Lay BAPTISM, we find to have been permitted by both the Common-prayer Books of King Edward and that of Queen Elizabeth, when an infant is in immediate danger of death, and a lawful minister cannot be had. This was founded upon the mistaken notion of the impossibility of salvation without the sacrament of baptism: but afterwards, when they came to have clearer notions of the sacraments, it was unanimously resolved in a convocation, held in the year 1575, that even private baptism, in a case of necessity, was only to be administered by a lawful minister.

BAPTISM is also applied, abusively, to certain ceremonies used in giving names to things inanimate.

The ancients knew nothing of the custom of giving baptism to inanimate things, as bells, ships, and the like, by a superstitious consecration of them.
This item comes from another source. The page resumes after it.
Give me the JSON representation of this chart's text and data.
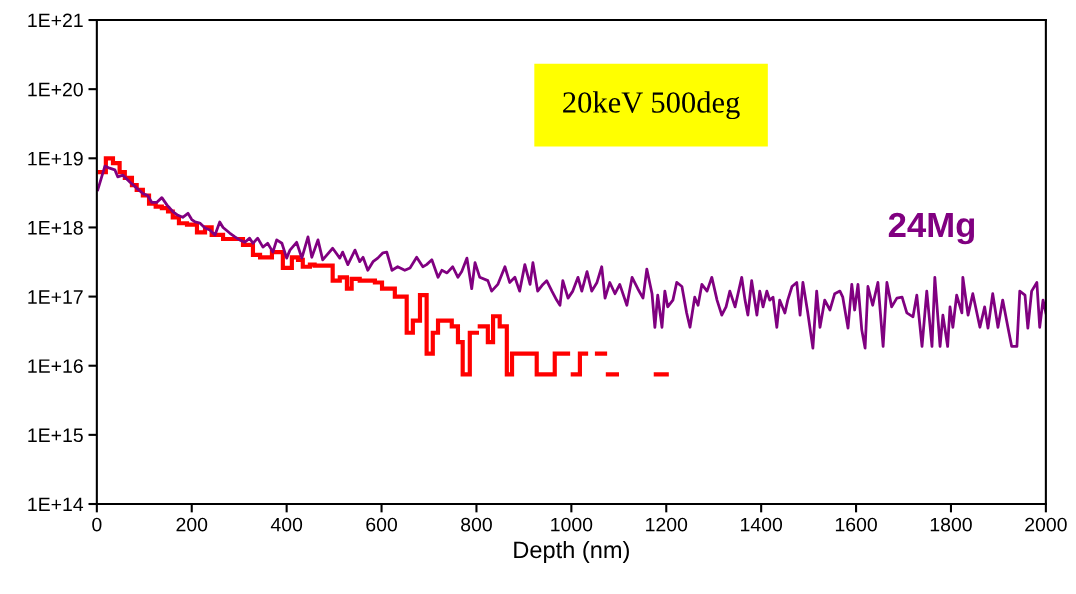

The first notice we have of this is in the Capitulars of Charles the Great, where it is only mentioned to be censured: but, afterwards, it crept into the Roman offices by degrees. Baronius carries its antiquity no higher than the year 968, when the greatest bell of the church of Lateran was christened by Pope John III. At last it grew to that superstitious height, as to be thought proper to be complained of in the Centum Gravamina of the German nation, drawn up in the public diet of the empire held at Nuremberg anno 1581; where (after having described the ceremony of baptizing a bell, with godfathers, who make responses as in baptism, and give it a name, and clothe it with a new garment as Christians were used to be clothed, and all this to make it capable of driving away tempests and devils) they conclude against it, as not only a superstitious practice, but contrary to the Christian religion, and a mere seduction of the simple people.